A l’instar de ces noblesses de la nature plantées par les hommes et les femmes des 18e et 19e siècles que nous admirons maintenant, celui installé depuis 6 ans au Bois du Roi ravira les générations d’un futur lointain.
S’il ne lui arrive rien de fâcheux !
Les ‘pendula’ figurent aussi au nombre des arbres fantastiques et le très petit deodora ‘Feeling blue’ couvre un talus avec panache.
Cedrus deodora ‘Feeling Blue’
Un bleu/argent de qualité ! Il convient à merveille pour couvrir un talus ou contraster un massif. Petit Cedrus facile à vivre.

Cedrus libani
C’est l’arbre préféré d’un grand nombre d’amateurs. Malheureusement situé sur une propriété privée, le spécimen exceptionnel du château d’Argenteau (Visé, en Belgique) engendre de l’émotion malgré le bruit de l’autoroute proche. Le contempler est un évènement ! Il a 220 ans.
En voici un tout jeune en dessous de celui d’Argenteau.

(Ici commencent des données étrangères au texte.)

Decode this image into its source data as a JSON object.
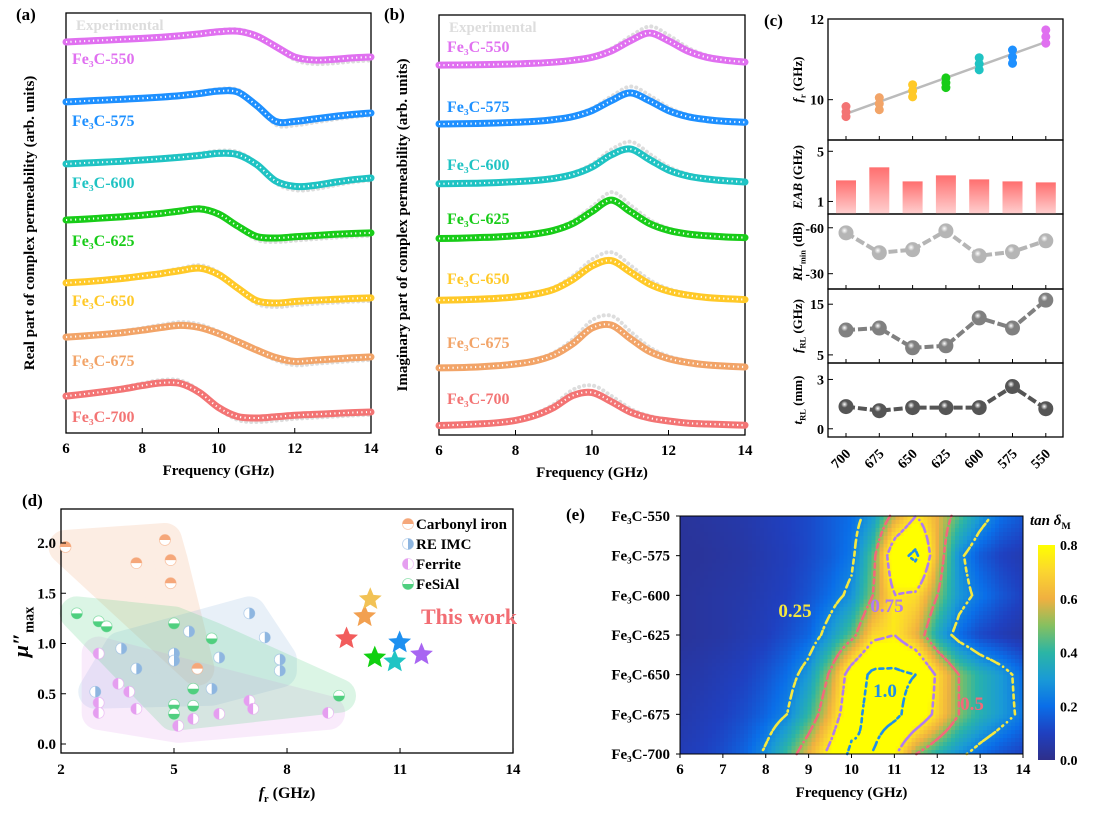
{
  "colors": {
    "Fe₃C-550": "#e070f0",
    "Fe₃C-575": "#1e90ff",
    "Fe₃C-600": "#1fc3c3",
    "Fe₃C-625": "#18cc18",
    "Fe₃C-650": "#ffc928",
    "Fe₃C-675": "#f2a468",
    "Fe₃C-700": "#f37474",
    "experimental": "#dddddd"
  },
  "chart_data": [
    {
      "panel": "(a)",
      "type": "line",
      "xlabel": "Frequency (GHz)",
      "ylabel": "Real part of complex permeability (arb. units)",
      "xlim": [
        6,
        14
      ],
      "xticks": [
        6,
        8,
        10,
        12,
        14
      ],
      "legend": "Experimental",
      "x": [
        6,
        6.5,
        7,
        7.5,
        8,
        8.5,
        9,
        9.5,
        10,
        10.5,
        11,
        11.5,
        12,
        12.5,
        13,
        13.5,
        14
      ],
      "series": [
        {
          "name": "Fe₃C-550",
          "values": [
            0.6,
            0.63,
            0.66,
            0.69,
            0.72,
            0.76,
            0.81,
            0.87,
            0.94,
            0.96,
            0.8,
            0.45,
            0.1,
            0.0,
            0.02,
            0.07,
            0.1
          ]
        },
        {
          "name": "Fe₃C-575",
          "values": [
            0.67,
            0.7,
            0.73,
            0.76,
            0.79,
            0.83,
            0.88,
            0.95,
            1.03,
            1.0,
            0.55,
            0.02,
            0.02,
            0.1,
            0.18,
            0.25,
            0.3
          ]
        },
        {
          "name": "Fe₃C-600",
          "values": [
            0.77,
            0.8,
            0.83,
            0.86,
            0.9,
            0.94,
            0.99,
            1.05,
            1.12,
            1.08,
            0.75,
            0.2,
            0.02,
            0.05,
            0.15,
            0.24,
            0.3
          ]
        },
        {
          "name": "Fe₃C-625",
          "values": [
            0.6,
            0.63,
            0.67,
            0.71,
            0.76,
            0.82,
            0.9,
            0.97,
            0.8,
            0.4,
            0.05,
            0.0,
            0.04,
            0.08,
            0.12,
            0.15,
            0.17
          ]
        },
        {
          "name": "Fe₃C-650",
          "values": [
            0.67,
            0.71,
            0.76,
            0.82,
            0.9,
            0.98,
            1.08,
            1.16,
            0.95,
            0.5,
            0.08,
            0.0,
            0.05,
            0.09,
            0.12,
            0.15,
            0.17
          ]
        },
        {
          "name": "Fe₃C-675",
          "values": [
            0.83,
            0.87,
            0.92,
            0.98,
            1.06,
            1.15,
            1.22,
            1.15,
            0.95,
            0.68,
            0.4,
            0.15,
            0.02,
            0.06,
            0.1,
            0.14,
            0.17
          ]
        },
        {
          "name": "Fe₃C-700",
          "values": [
            0.73,
            0.8,
            0.88,
            0.97,
            1.08,
            1.17,
            1.15,
            0.85,
            0.35,
            0.05,
            0.0,
            0.04,
            0.09,
            0.12,
            0.15,
            0.18,
            0.2
          ]
        }
      ]
    },
    {
      "panel": "(b)",
      "type": "line",
      "xlabel": "Frequency (GHz)",
      "ylabel": "Imaginary part of complex permeability (arb. units)",
      "xlim": [
        6,
        14
      ],
      "xticks": [
        6,
        8,
        10,
        12,
        14
      ],
      "legend": "Experimental",
      "x": [
        6,
        6.5,
        7,
        7.5,
        8,
        8.5,
        9,
        9.5,
        10,
        10.5,
        11,
        11.5,
        12,
        12.5,
        13,
        13.5,
        14
      ],
      "series": [
        {
          "name": "Fe₃C-550",
          "values": [
            0.03,
            0.034,
            0.042,
            0.053,
            0.068,
            0.09,
            0.127,
            0.19,
            0.29,
            0.5,
            0.84,
            1.1,
            0.84,
            0.5,
            0.29,
            0.19,
            0.13
          ]
        },
        {
          "name": "Fe₃C-575",
          "values": [
            0.033,
            0.04,
            0.05,
            0.066,
            0.09,
            0.12,
            0.18,
            0.28,
            0.48,
            0.81,
            1.07,
            0.81,
            0.48,
            0.28,
            0.18,
            0.12,
            0.09
          ]
        },
        {
          "name": "Fe₃C-600",
          "values": [
            0.04,
            0.05,
            0.06,
            0.08,
            0.11,
            0.15,
            0.22,
            0.35,
            0.6,
            1.0,
            1.2,
            0.85,
            0.5,
            0.3,
            0.2,
            0.14,
            0.1
          ]
        },
        {
          "name": "Fe₃C-625",
          "values": [
            0.05,
            0.06,
            0.08,
            0.1,
            0.14,
            0.2,
            0.32,
            0.55,
            0.95,
            1.33,
            0.95,
            0.55,
            0.32,
            0.2,
            0.14,
            0.1,
            0.08
          ]
        },
        {
          "name": "Fe₃C-650",
          "values": [
            0.06,
            0.07,
            0.09,
            0.12,
            0.17,
            0.26,
            0.42,
            0.75,
            1.2,
            1.38,
            1.0,
            0.6,
            0.36,
            0.23,
            0.15,
            0.11,
            0.08
          ]
        },
        {
          "name": "Fe₃C-675",
          "values": [
            0.07,
            0.08,
            0.1,
            0.14,
            0.2,
            0.3,
            0.5,
            0.88,
            1.4,
            1.5,
            1.05,
            0.62,
            0.38,
            0.25,
            0.17,
            0.13,
            0.1
          ]
        },
        {
          "name": "Fe₃C-700",
          "values": [
            0.05,
            0.07,
            0.1,
            0.14,
            0.22,
            0.38,
            0.65,
            1.05,
            1.15,
            0.85,
            0.5,
            0.3,
            0.2,
            0.13,
            0.1,
            0.08,
            0.06
          ]
        }
      ]
    },
    {
      "panel": "(c)",
      "type": "multi",
      "categories": [
        "700",
        "675",
        "650",
        "625",
        "600",
        "575",
        "550"
      ],
      "subplots": [
        {
          "kind": "scatter-fit",
          "ylabel": "f_r (GHz)",
          "ylabel_main": "f",
          "ylabel_sub": "r",
          "ylabel_unit": " (GHz)",
          "ylim": [
            9.0,
            12.0
          ],
          "yticks": [
            10,
            12
          ],
          "points": [
            [
              9.83,
              9.7,
              9.58
            ],
            [
              10.05,
              9.9,
              9.75
            ],
            [
              10.37,
              10.22,
              10.07
            ],
            [
              10.54,
              10.42,
              10.3
            ],
            [
              11.04,
              10.89,
              10.74
            ],
            [
              11.23,
              11.06,
              10.9
            ],
            [
              11.73,
              11.56,
              11.4
            ]
          ],
          "fit": [
            9.65,
            11.43
          ],
          "fit_color": "#bbbbbb"
        },
        {
          "kind": "bar",
          "ylabel": "EAB (GHz)",
          "ylabel_main": "EAB",
          "ylabel_sub": "",
          "ylabel_unit": " (GHz)",
          "ylim": [
            0,
            5.9
          ],
          "yticks": [
            1,
            5
          ],
          "values": [
            2.68,
            3.72,
            2.6,
            3.08,
            2.76,
            2.6,
            2.52
          ],
          "color": "#ff6f6f"
        },
        {
          "kind": "line",
          "ylabel": "RL_min (dB)",
          "ylabel_main": "RL",
          "ylabel_sub": "min",
          "ylabel_unit": " (dB)",
          "ylim": [
            -20,
            -69
          ],
          "yticks": [
            -60,
            -30
          ],
          "values": [
            -56.7,
            -43.7,
            -45.7,
            -58.0,
            -41.7,
            -44.3,
            -51.5
          ],
          "color": "#b5b5b5"
        },
        {
          "kind": "line",
          "ylabel": "f_RL (GHz)",
          "ylabel_main": "f",
          "ylabel_sub": "RL",
          "ylabel_unit": " (GHz)",
          "ylim": [
            3.4,
            18
          ],
          "yticks": [
            5,
            15
          ],
          "values": [
            9.9,
            10.3,
            6.4,
            6.8,
            12.3,
            10.3,
            15.8
          ],
          "color": "#808080"
        },
        {
          "kind": "line",
          "ylabel": "t_RL (mm)",
          "ylabel_main": "t",
          "ylabel_sub": "RL",
          "ylabel_unit": " (mm)",
          "ylim": [
            -0.5,
            4.0
          ],
          "yticks": [
            0,
            3
          ],
          "values": [
            1.35,
            1.1,
            1.29,
            1.29,
            1.29,
            2.57,
            1.22
          ],
          "color": "#555555"
        }
      ]
    },
    {
      "panel": "(d)",
      "type": "scatter",
      "xlabel": "f_r (GHz)",
      "xlabel_main": "f",
      "xlabel_sub": "r",
      "xlabel_unit": " (GHz)",
      "ylabel_main": "μ″",
      "ylabel_sub": "max",
      "xlim": [
        2,
        14
      ],
      "ylim": [
        -0.06,
        2.3
      ],
      "xticks": [
        2,
        5,
        8,
        11,
        14
      ],
      "yticks": [
        "0.0",
        "0.5",
        "1.0",
        "1.5",
        "2.0"
      ],
      "legend_position": "top-right",
      "groups": [
        {
          "name": "Carbonyl iron",
          "color": "#f5a77a",
          "half": "top",
          "points": [
            [
              2.12,
              1.96
            ],
            [
              4.0,
              1.8
            ],
            [
              4.76,
              2.03
            ],
            [
              4.91,
              1.83
            ],
            [
              4.91,
              1.6
            ],
            [
              5.62,
              0.75
            ]
          ]
        },
        {
          "name": "RE IMC",
          "color": "#8eb6e0",
          "half": "right",
          "points": [
            [
              7.0,
              1.3
            ],
            [
              5.4,
              1.12
            ],
            [
              7.41,
              1.06
            ],
            [
              3.6,
              0.95
            ],
            [
              4.0,
              0.75
            ],
            [
              5.0,
              0.9
            ],
            [
              5.0,
              0.83
            ],
            [
              6.2,
              0.86
            ],
            [
              7.81,
              0.84
            ],
            [
              7.81,
              0.73
            ],
            [
              2.91,
              0.52
            ],
            [
              6.0,
              0.55
            ]
          ]
        },
        {
          "name": "Ferrite",
          "color": "#e59ef0",
          "half": "left",
          "points": [
            [
              3.0,
              0.9
            ],
            [
              3.52,
              0.6
            ],
            [
              3.81,
              0.52
            ],
            [
              3.0,
              0.41
            ],
            [
              3.0,
              0.31
            ],
            [
              4.0,
              0.35
            ],
            [
              5.11,
              0.18
            ],
            [
              5.51,
              0.25
            ],
            [
              6.2,
              0.3
            ],
            [
              7.0,
              0.43
            ],
            [
              7.1,
              0.35
            ],
            [
              9.09,
              0.31
            ]
          ]
        },
        {
          "name": "FeSiAl",
          "color": "#4fcf7f",
          "half": "bottom",
          "points": [
            [
              2.42,
              1.3
            ],
            [
              3.0,
              1.22
            ],
            [
              3.21,
              1.17
            ],
            [
              5.0,
              1.2
            ],
            [
              6.0,
              1.05
            ],
            [
              5.51,
              0.55
            ],
            [
              5.0,
              0.39
            ],
            [
              5.0,
              0.3
            ],
            [
              5.51,
              0.38
            ],
            [
              9.38,
              0.48
            ]
          ]
        }
      ],
      "this_work": {
        "label": "This work",
        "color": "#f26d73",
        "points": [
          {
            "sample": "Fe₃C-700",
            "x": 9.58,
            "y": 1.05
          },
          {
            "sample": "Fe₃C-675",
            "x": 10.06,
            "y": 1.27
          },
          {
            "sample": "Fe₃C-650",
            "x": 10.21,
            "y": 1.44
          },
          {
            "sample": "Fe₃C-625",
            "x": 10.33,
            "y": 0.86
          },
          {
            "sample": "Fe₃C-600",
            "x": 10.86,
            "y": 0.82
          },
          {
            "sample": "Fe₃C-575",
            "x": 10.99,
            "y": 1.01
          },
          {
            "sample": "Fe₃C-550",
            "x": 11.57,
            "y": 0.89
          }
        ],
        "star_colors": [
          "#f25c5c",
          "#f2a050",
          "#f2c255",
          "#10d010",
          "#20c4c4",
          "#1e90f0",
          "#a865f2"
        ]
      }
    },
    {
      "panel": "(e)",
      "type": "heatmap",
      "xlabel": "Frequency (GHz)",
      "xlim": [
        6,
        14
      ],
      "xticks": [
        6,
        7,
        8,
        9,
        10,
        11,
        12,
        13,
        14
      ],
      "rows": [
        "Fe₃C-550",
        "Fe₃C-575",
        "Fe₃C-600",
        "Fe₃C-625",
        "Fe₃C-650",
        "Fe₃C-675",
        "Fe₃C-700"
      ],
      "colorbar_title_main": "tan δ",
      "colorbar_title_sub": "M",
      "colorbar_range": [
        0.0,
        0.8
      ],
      "colorbar_ticks": [
        "0.0",
        "0.2",
        "0.4",
        "0.6",
        "0.8"
      ],
      "x": [
        6,
        6.5,
        7,
        7.5,
        8,
        8.5,
        9,
        9.5,
        10,
        10.5,
        11,
        11.5,
        12,
        12.5,
        13,
        13.5,
        14
      ],
      "values": [
        [
          0.03,
          0.04,
          0.05,
          0.06,
          0.08,
          0.1,
          0.12,
          0.16,
          0.2,
          0.3,
          0.55,
          0.75,
          0.6,
          0.45,
          0.3,
          0.2,
          0.15
        ],
        [
          0.03,
          0.03,
          0.04,
          0.05,
          0.07,
          0.09,
          0.12,
          0.16,
          0.22,
          0.45,
          0.9,
          1.05,
          0.6,
          0.28,
          0.16,
          0.1,
          0.07
        ],
        [
          0.03,
          0.04,
          0.05,
          0.06,
          0.08,
          0.1,
          0.14,
          0.2,
          0.28,
          0.5,
          0.75,
          0.72,
          0.5,
          0.3,
          0.22,
          0.15,
          0.1
        ],
        [
          0.03,
          0.04,
          0.05,
          0.07,
          0.09,
          0.13,
          0.18,
          0.3,
          0.45,
          0.7,
          0.75,
          0.6,
          0.35,
          0.2,
          0.12,
          0.08,
          0.05
        ],
        [
          0.05,
          0.06,
          0.08,
          0.1,
          0.14,
          0.2,
          0.3,
          0.52,
          0.85,
          1.05,
          1.05,
          1.0,
          0.72,
          0.5,
          0.38,
          0.3,
          0.2
        ],
        [
          0.06,
          0.08,
          0.1,
          0.13,
          0.18,
          0.25,
          0.4,
          0.62,
          0.9,
          1.1,
          1.05,
          0.9,
          0.7,
          0.5,
          0.38,
          0.3,
          0.22
        ],
        [
          0.08,
          0.1,
          0.13,
          0.18,
          0.27,
          0.42,
          0.6,
          0.8,
          1.05,
          1.0,
          0.78,
          0.5,
          0.38,
          0.28,
          0.2,
          0.14,
          0.1
        ]
      ],
      "contours": [
        {
          "level": 0.25,
          "label": "0.25",
          "color": "#f5e840"
        },
        {
          "level": 0.5,
          "label": "0.5",
          "color": "#f26a7a"
        },
        {
          "level": 0.75,
          "label": "0.75",
          "color": "#b07cf0"
        },
        {
          "level": 1.0,
          "label": "1.0",
          "color": "#1f8fe8"
        }
      ]
    }
  ]
}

Cedrus libani ‘Glauca Pendula, syn. Cedrus atlantica ‘glauca pendula’
Là où ils vivent, les sujets matures impressionnent ! Au jardin, ces conifères spectaculaires développeront leurs atouts d’ici une ou deux décennies et après.
Encore une belle promesse. Patience !

Aurait besoin d’un tuteur.
Cedrus libani ‘Pendula’
A l’inverse du très fréquent précédent, et plus rare, celui-ci n’est pas bleu, mais reste vert foncé. Le nôtre se plaît dans un haie libre. Il a bien poussé en 5 ans en prenant la forme d’une trompe d’éléphant. D’ailleurs, les enfants l’appelle « l’arbre éléphant ».